Of course this would happen any day. Now, all other manufacturers have to follow. Except in the USA, of course, where nanoparticles is not a problem. Please wake up EPA! BTW admin, this news article should be put in the main section, due to its importance.
Think about this: Diesel passenger vehicles (cars, pickup trucks and SUVs) continued to outnumber hybrid vehicles in all states except California, Massachusetts and the District of Columbia.
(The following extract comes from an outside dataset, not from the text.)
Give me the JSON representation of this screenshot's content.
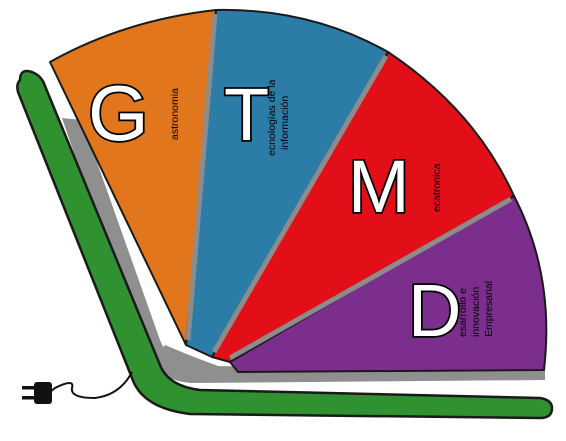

@Juan The diesel engine is the most efficient heat engine. In the last 100 years, nobody has invented a more efficient engine. Have you tried? If you did, I would probably not be impressed by your proposal. If we want to preserve resources and minimize climate change, we should, instead, increase our efforts to further develop diesel engines for lower emissions and higher efficiency. Logical! In combination with mild hybridization, both emissions and efficiency can be improved at a reasonable marginal cost.
The big potential for reducing NOx by hybridization is in improving aftertreatment efficiency, which this study has not addressed. The 9% cut in NOx is just engine-out NOx. This explains the big difference compared to the Continental article, as mentioned by “dursun”. For once, you should also try to think like a car manufacturer. If you can meet Euro 6 limits in the new WLTP cycle and, in addition, also in the (coming) real-driving test cycle (RDE) for on-board measurements, what is then the motivation for further reduction of NOx? Our emission standards do not demand more. Customers will not pay more for a car that has even lower emissions. The authors indicate that they can meet those limits even with simplification of the exhaust aftertreatment. This will cut costs. Technical measures not implemented can then be postponed until Euro 7, whenever this standard will come. Finally, the incremental cost for 48 V hybrids is relatively moderate (compared to full hybrids). If this hybridization can cut costs in aftertreatment and other areas, it is a further improvement of the cost-effectiveness. For once, I can also agree with Engineer-Poet. Mild hybrids have greater potential to replace conventional cars on short-term horizon than PHEVs. The incremental cost is prohibitive for the latter category.